Ontario’s Q2 2025 Housing Report Card: Most GTA and GGH Municipalities Fall Behind on Targets

by Joanna Gerber

On September 22, 2025, the Q2 2025 GTA and GGH Housing Report Card, a comprehensive study conducted by the University of Ottawa’s Missing Middle Initiative in partnership with the Residential Construction Council of Ontario (RESCON), was released, evaluating the performance of 34 municipalities across the Greater Toronto Area (GTA) and Greater Golden Horseshoe (GGH). According to the report, most municipalities are failing to keep pace with past performance or meet provincial housing targets, raising concerns about supply, demand, and long-term growth potential.

The study assessed housing starts, sales, and industry employment during the first six months of 2025, comparing the data to the same period from 2021 to 2024. Municipalities were graded across five categories, resulting in a letter grade that reflected overall performance. The data itself came from the Canada Mortgage and Housing Corporation (CMHC) and Altus Group.

Bar chart showing percentage changes in housing starts and sales for Toronto municipalities (Jan-Jun 2025), with most areas declining except Milton (sales +113%) and Richmond Hill (starts +77%).

Declines Across the Region

Housing starts across all municipalities were down an average of 40% compared to the four-year historical average. The weakness is not confined to one housing type. Condominium apartment starts were down 54%, while ground-oriented homes such as detached houses, semis, and townhomes declined by 42%. Purpose-built rental housing was the lone bright spot, recording an eight% increase across the region, but that modest rise was not nearly enough to offset declines elsewhere.

Pre-construction sales, considered a leading indicator of future housing starts, point to even greater challenges ahead. Sales of pre-construction condominiums fell 89% compared to the 2021–2024 average, while sales of ground-oriented homes fell 70%. The pipeline of new projects is shrinking, suggesting that the decline in housing starts will deepen in the coming years.

The Situation in Toronto and Surrounding Municipalities

The City of Toronto illustrates the severity of the downturn. In the first half of 2025, housing starts were down 58%, while condo sales declined 91% and ground-oriented sales fell 90% compared to the 2021–2024 average. These reductions contributed to an estimated loss of 10,209 jobs in Toronto’s construction and housing sectors.

Other parts of the GTA performed even worse relative to provincial housing targets. Vaughan was 97% under target, Brampton 92% under target, and municipalities such as Ajax, Newmarket, and East Gwillimbury recorded virtually no progress toward their targets at all demonstrating that this is a trend affecting nearly every major market in the GGH.

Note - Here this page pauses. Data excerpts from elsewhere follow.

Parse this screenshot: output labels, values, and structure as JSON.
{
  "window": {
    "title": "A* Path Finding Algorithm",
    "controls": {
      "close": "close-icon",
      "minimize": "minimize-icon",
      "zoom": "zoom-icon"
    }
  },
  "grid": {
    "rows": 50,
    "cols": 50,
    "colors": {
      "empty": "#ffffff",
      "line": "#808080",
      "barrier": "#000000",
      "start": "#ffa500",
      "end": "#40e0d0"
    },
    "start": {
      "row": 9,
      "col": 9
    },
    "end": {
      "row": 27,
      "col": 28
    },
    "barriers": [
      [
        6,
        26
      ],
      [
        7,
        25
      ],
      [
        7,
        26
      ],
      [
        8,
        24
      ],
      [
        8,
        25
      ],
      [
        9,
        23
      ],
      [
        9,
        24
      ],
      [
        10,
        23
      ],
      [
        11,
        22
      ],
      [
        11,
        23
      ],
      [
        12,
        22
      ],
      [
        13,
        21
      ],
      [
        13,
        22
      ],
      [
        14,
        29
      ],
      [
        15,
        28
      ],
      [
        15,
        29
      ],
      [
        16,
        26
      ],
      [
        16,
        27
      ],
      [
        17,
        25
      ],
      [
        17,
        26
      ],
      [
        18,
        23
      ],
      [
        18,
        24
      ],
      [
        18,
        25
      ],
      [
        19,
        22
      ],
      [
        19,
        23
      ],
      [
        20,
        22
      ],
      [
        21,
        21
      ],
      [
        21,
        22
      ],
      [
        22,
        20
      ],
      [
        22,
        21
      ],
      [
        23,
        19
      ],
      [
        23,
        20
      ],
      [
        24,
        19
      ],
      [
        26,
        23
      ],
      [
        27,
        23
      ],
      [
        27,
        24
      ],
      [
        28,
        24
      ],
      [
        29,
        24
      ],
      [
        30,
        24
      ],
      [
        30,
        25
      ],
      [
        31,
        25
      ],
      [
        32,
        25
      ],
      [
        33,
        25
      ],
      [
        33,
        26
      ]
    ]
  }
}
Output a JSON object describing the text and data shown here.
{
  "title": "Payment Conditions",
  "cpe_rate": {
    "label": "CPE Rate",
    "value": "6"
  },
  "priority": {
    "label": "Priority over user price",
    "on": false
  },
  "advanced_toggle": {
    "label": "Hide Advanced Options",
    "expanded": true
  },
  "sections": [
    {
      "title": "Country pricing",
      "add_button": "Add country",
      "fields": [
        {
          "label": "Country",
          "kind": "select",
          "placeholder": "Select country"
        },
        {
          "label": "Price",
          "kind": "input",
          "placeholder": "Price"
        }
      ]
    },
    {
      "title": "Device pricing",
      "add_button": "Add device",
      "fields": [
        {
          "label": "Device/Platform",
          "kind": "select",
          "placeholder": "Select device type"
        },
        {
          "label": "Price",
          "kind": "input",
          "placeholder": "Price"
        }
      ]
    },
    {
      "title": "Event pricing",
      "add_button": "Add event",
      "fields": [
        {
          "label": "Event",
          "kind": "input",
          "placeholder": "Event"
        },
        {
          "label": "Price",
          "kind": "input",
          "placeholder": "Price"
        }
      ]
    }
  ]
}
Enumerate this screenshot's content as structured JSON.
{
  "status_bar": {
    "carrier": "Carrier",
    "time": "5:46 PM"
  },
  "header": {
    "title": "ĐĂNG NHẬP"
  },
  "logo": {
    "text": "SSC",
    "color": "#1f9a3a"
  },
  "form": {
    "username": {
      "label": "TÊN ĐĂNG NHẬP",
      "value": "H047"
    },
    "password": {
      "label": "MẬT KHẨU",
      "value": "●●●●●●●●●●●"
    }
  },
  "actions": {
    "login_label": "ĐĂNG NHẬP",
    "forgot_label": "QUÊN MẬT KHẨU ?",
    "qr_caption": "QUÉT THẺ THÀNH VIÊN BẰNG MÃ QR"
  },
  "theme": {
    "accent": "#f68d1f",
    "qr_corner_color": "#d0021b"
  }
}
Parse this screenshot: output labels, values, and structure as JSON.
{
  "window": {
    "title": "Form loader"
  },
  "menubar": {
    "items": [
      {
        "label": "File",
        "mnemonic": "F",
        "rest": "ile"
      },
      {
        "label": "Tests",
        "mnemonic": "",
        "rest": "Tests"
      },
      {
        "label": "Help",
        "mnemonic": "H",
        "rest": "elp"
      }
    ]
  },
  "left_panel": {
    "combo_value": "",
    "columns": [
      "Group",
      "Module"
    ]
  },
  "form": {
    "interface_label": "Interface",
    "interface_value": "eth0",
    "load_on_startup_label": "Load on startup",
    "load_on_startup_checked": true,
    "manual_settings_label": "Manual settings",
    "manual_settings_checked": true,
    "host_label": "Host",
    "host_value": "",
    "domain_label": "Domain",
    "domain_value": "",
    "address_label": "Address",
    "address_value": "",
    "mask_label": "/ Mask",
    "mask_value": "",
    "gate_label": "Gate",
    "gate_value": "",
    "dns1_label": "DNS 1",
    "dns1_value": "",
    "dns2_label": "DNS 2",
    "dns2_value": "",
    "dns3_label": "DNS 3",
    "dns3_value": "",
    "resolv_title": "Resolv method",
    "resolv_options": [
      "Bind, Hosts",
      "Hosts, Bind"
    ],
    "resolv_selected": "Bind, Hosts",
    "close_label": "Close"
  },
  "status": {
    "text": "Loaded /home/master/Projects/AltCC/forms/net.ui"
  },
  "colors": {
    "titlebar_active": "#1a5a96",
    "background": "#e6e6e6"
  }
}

Municipalities That Outperformed

Despite the overall weakness, a handful of municipalities delivered results that defied the broader trend. Brantford stood out as the top performer, receiving an A+ grade. Housing starts there increased by 272% compared to the four-year average, and rental apartment starts surged by an extraordinary 1,885%. Brantford also exceeded its provincial housing supply target by 126%, making it an outlier, although its pre-construction sales collapsed, with ground-oriented sales down 85% and condo sales down 100%.

Milton also earned high marks, receiving an A grade after housing starts increased by 113%. Richmond Hill was graded a B, with starts rising 77%, while Burlington also earned a B thanks to an 87% increase in new construction. Municipalities such as Pickering, St. Catharines, and New Tecumseth achieved C grades, indicating moderate resilience compared to their historical averages.

Bar chart showing percentage and numeric changes in home sales for select Canadian cities from Jan–Jun 2025 vs. 2021–24 average; Brantford has the largest numeric decrease in sales.

The Employment Impact

The construction slowdown is not only a housing supply issue but also a drag on the economy. The report estimates that the decline in housing starts across the 34 municipalities resulted in 24,195 fewer person-years of employment in the first six months of 2025 alone. Toronto accounted for more than 10,000 lost jobs, while Hamilton saw nearly 2,000 disappear.

In contrast, Brantford was again an exception, with its surge in construction activity creating an estimated 1,555 person-years of employment. These figures highlight the close relationship between construction activity and local economic health, underscoring the importance of monitoring employment as an investment indicator.

Calls to Action

RESCON president Richard Lyall and economist Mike Moffatt both stress that all levels of government must act quickly to reduce the tax burden on new housing and modernize approval processes, suggesting policy changes could significantly alter the trajectory of Ontario’s housing market in the coming years.